Algunos sienten cierta incomodidad cuando les asocian con Vox y tratan de marcar distancias. Pero como no saben hacer otra cosa, lo único que se les ocurre es alegar que los de Vox son nacionalistas y ellos no: así se podía leer en el reportaje que publicó La Vanguardia (7/1/2019) con declaraciones de los intelectuales fundadores de Ciudadanos. A base de citarse los unos a los otros y de repetir por enésima vez que los nacionalistas son los otros, se han acabado convenciendo de que el nacionalismo español no existe, o que si existe nada tiene que ver con ellos. Al considerar que la defensa de la nación española frente a la amenaza catalana es siempre legítima, han dado cobertura a toda manifestación de nacionalismo español, incluyendo las más intolerantes.
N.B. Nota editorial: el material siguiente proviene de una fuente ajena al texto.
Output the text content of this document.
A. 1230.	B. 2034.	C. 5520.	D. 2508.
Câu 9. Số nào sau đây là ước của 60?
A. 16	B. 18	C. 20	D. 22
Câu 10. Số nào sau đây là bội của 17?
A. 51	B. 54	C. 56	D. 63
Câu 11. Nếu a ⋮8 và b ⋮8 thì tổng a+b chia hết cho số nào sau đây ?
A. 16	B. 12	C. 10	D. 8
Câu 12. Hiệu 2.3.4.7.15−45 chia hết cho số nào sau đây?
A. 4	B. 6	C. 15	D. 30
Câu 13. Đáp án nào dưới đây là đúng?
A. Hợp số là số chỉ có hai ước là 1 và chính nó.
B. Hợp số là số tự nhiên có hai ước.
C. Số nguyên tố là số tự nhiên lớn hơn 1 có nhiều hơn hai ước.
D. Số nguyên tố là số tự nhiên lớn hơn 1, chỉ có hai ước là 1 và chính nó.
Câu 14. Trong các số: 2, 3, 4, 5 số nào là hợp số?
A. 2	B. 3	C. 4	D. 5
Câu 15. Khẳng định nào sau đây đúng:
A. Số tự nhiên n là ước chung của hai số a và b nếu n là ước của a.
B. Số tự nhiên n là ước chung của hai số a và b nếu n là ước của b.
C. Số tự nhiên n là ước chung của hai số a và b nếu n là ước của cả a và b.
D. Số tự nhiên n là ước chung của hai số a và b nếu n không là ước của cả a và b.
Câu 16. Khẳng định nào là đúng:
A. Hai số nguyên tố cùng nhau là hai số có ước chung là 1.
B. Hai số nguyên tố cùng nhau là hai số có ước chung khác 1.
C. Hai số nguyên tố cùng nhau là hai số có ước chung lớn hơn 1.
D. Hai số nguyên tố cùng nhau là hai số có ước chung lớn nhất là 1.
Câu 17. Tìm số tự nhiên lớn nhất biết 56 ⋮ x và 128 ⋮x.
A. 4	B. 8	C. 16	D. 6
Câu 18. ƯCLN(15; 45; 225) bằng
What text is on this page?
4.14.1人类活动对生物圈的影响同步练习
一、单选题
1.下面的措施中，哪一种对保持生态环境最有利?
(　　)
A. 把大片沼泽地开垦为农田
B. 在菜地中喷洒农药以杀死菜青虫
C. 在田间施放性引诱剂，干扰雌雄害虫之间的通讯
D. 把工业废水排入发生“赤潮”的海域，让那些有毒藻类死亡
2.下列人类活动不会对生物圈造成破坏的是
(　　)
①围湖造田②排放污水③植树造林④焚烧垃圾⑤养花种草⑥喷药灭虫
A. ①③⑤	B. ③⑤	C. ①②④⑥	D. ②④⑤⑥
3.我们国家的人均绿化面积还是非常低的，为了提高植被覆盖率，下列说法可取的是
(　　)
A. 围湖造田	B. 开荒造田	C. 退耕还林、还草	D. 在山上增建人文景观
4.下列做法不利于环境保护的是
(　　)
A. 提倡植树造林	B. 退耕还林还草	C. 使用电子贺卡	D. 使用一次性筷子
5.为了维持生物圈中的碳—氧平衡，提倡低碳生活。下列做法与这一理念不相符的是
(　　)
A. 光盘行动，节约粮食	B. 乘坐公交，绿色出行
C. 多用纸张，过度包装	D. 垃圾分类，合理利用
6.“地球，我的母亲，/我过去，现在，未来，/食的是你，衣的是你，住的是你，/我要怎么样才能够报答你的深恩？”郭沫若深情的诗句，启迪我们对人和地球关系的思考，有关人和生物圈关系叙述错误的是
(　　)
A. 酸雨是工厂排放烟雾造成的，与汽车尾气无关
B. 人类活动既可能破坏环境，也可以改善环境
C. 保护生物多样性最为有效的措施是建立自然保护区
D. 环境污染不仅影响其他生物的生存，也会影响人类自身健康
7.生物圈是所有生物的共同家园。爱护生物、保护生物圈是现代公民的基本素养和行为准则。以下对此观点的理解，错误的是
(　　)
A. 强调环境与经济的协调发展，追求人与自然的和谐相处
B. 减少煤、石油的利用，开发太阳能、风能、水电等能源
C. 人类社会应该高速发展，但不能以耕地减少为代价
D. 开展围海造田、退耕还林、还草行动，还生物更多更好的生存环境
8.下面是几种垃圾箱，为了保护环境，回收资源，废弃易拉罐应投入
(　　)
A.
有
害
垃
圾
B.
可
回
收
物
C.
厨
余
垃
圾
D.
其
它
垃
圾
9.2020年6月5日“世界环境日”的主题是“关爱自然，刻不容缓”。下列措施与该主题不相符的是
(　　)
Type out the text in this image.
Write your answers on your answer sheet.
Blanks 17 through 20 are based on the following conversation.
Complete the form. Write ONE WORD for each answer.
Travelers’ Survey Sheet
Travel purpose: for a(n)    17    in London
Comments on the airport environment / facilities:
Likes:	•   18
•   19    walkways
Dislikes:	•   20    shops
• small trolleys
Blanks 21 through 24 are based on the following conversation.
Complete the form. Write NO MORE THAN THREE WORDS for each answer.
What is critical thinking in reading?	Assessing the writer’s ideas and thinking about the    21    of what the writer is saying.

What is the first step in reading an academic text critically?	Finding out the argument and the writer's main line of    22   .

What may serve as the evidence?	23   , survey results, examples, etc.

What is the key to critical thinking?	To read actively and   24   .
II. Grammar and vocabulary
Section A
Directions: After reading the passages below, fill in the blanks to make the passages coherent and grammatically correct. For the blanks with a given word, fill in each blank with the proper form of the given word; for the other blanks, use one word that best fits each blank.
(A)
Se escandalizan ante las manifestaciones más intransigentes e intolerantes del independentismo catalán, pero luego miran hacia otro lado cuando se trata de nacionalismo español. No hay, en este sentido, imagen más contradictoria que la manifestación convocada por Sociedad Civil Catalana el 8 de octubre de 2017, en la que Mario Vargas Llosa, ante un mar de banderas españolas y proclamas irredentas de unidad nacional, cargó con la dureza habitual contra el nacionalismo.
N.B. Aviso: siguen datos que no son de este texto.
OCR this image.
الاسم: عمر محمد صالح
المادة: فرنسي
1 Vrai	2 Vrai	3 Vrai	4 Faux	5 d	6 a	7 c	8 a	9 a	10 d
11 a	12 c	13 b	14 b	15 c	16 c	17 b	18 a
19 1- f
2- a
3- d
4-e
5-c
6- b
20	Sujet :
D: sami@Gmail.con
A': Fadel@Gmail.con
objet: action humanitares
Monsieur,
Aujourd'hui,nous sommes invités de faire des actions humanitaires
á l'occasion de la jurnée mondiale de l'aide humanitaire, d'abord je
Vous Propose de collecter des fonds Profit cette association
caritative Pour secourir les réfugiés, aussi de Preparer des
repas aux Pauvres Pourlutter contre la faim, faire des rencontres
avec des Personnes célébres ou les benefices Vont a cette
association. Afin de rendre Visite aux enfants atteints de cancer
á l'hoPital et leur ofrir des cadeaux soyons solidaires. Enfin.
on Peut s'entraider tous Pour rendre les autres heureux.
El uso interesado y carente de rigor del término “nacionalismo” por parte de estos intelectuales nos conduce a un diálogo imposible, en el que las partes sólo juegan a la descalificación mutua. En lugar de interpretar la crisis catalana como un fracaso colectivo, de España y de Cataluña, en lugar de tratar de encauzar el problema hacia un ámbito político en el que se puedan encontrar puntos de acuerdo que desactiven la tensión acumulada, los intelectuales del nacionalismo español han hecho cuanto ha estado en su mano para presentar el asunto como un enfrentamiento entre demócratas españoles e independentistas golpistas y antidemócratas.
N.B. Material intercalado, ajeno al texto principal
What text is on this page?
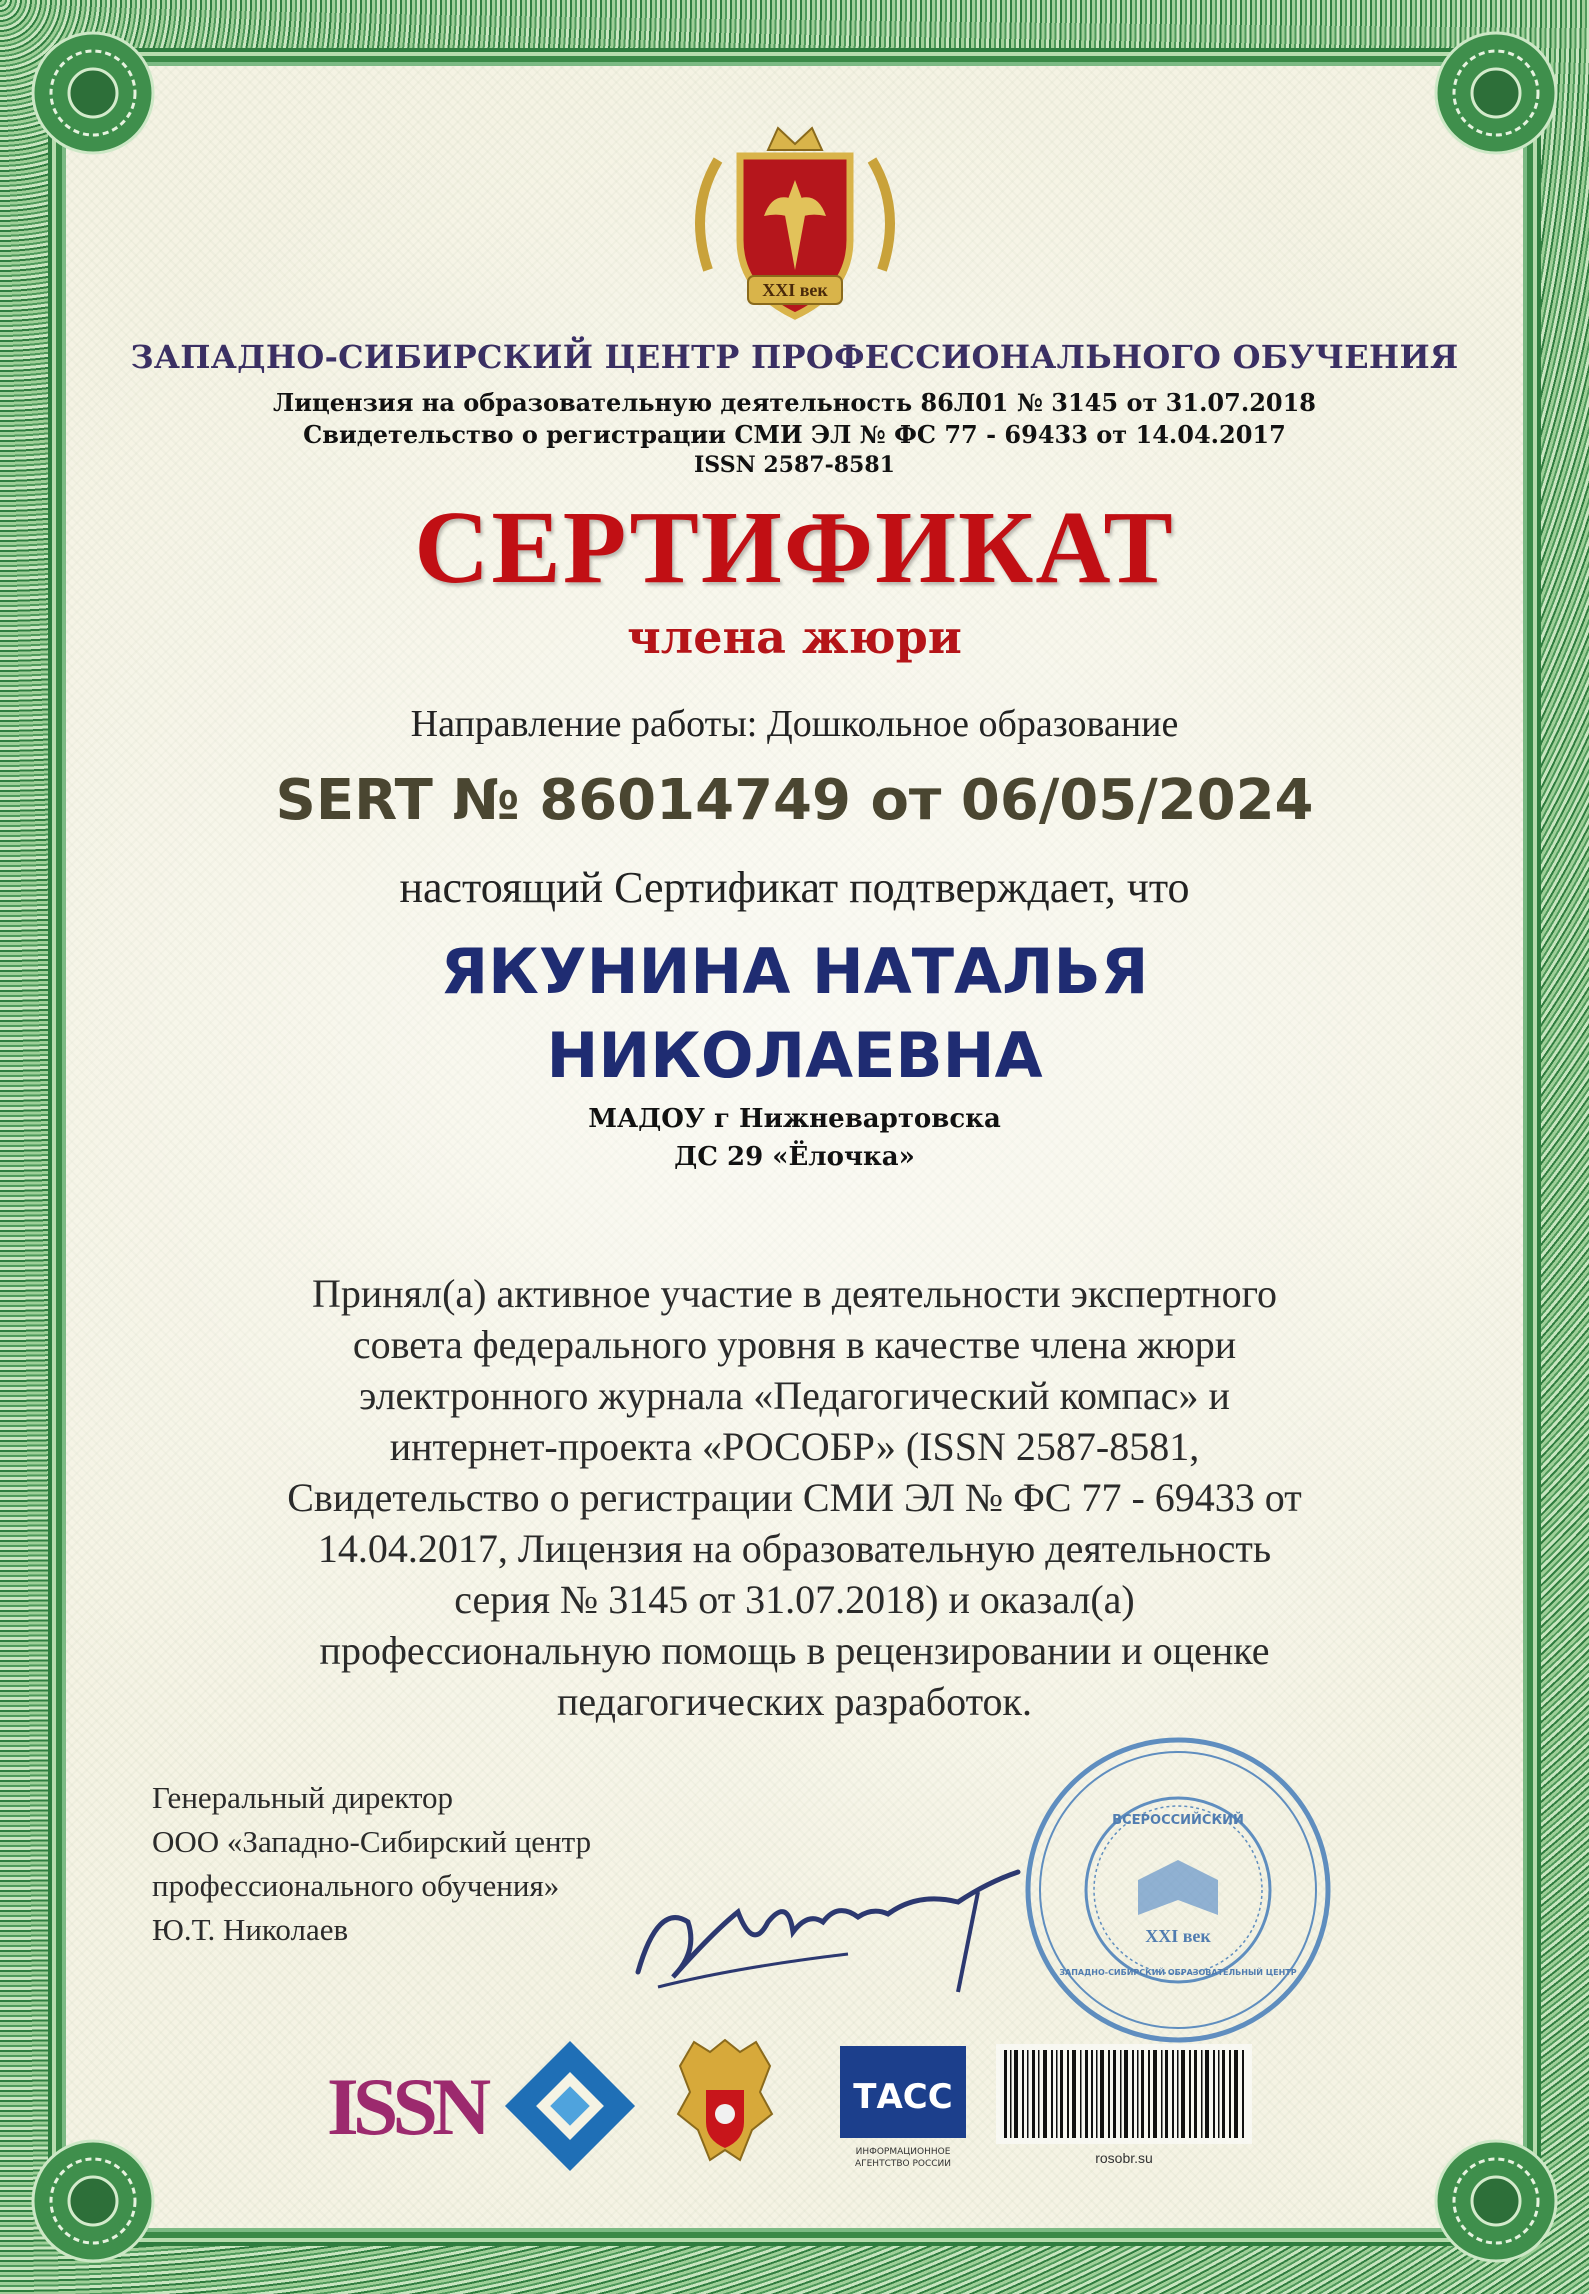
XXI век
ЗАПАДНО-СИБИРСКИЙ ЦЕНТР ПРОФЕССИОНАЛЬНОГО ОБУЧЕНИЯ
Лицензия на образовательную деятельность 86Л01 № 3145 от 31.07.2018
Свидетельство о регистрации СМИ ЭЛ № ФС 77 - 69433 от 14.04.2017
ISSN 2587-8581
СЕРТИФИКАТ
члена жюри
Направление работы: Дошкольное образование
SERT № 86014749 от 06/05/2024
настоящий Сертификат подтверждает, что
ЯКУНИНА НАТАЛЬЯ
НИКОЛАЕВНА
МАДОУ г Нижневартовска
ДС 29 «Ёлочка»
Принял(а) активное участие в деятельности экспертного
совета федерального уровня в качестве члена жюри
электронного журнала «Педагогический компас» и
интернет-проекта «РОСОБР» (ISSN 2587-8581,
Свидетельство о регистрации СМИ ЭЛ № ФС 77 - 69433 от
14.04.2017, Лицензия на образовательную деятельность
серия № 3145 от 31.07.2018) и оказал(а)
профессиональную помощь в рецензировании и оценке
педагогических разработок.
Генеральный директор
ООО «Западно-Сибирский центр
профессионального обучения»
Ю.Т. Николаев	XXI век
ВСЕРОССИЙСКИЙ
ЗАПАДНО-СИБИРСКИЙ ОБРАЗОВАТЕЛЬНЫЙ ЦЕНТР
ISSN	ТАСС
ИНФОРМАЦИОННОЕ
АГЕНТСТВО РОССИИ	rosobr.su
En ese clima político, el surgimiento de un partido como Vox no es sino la conclusión inevitable de llevar hasta sus últimas consecuencias los planteamientos que durante tantos años han hecho los intelectuales nacionalistas españoles. Si de verdad los independentistas catalanes son unos golpistas, si realmente el independentismo es un proyecto totalitario y antidemocrático, ilegalicemos sus partidos y suspendamos por tanto tiempo como sea necesario la autonomía de la región. No hay otra salida.

Vox ha encontrado un terreno abonado. Sin la retórica tóxica que se ha creado en España a propósito del conflicto nacional, no lo habrían tenido tan fácil.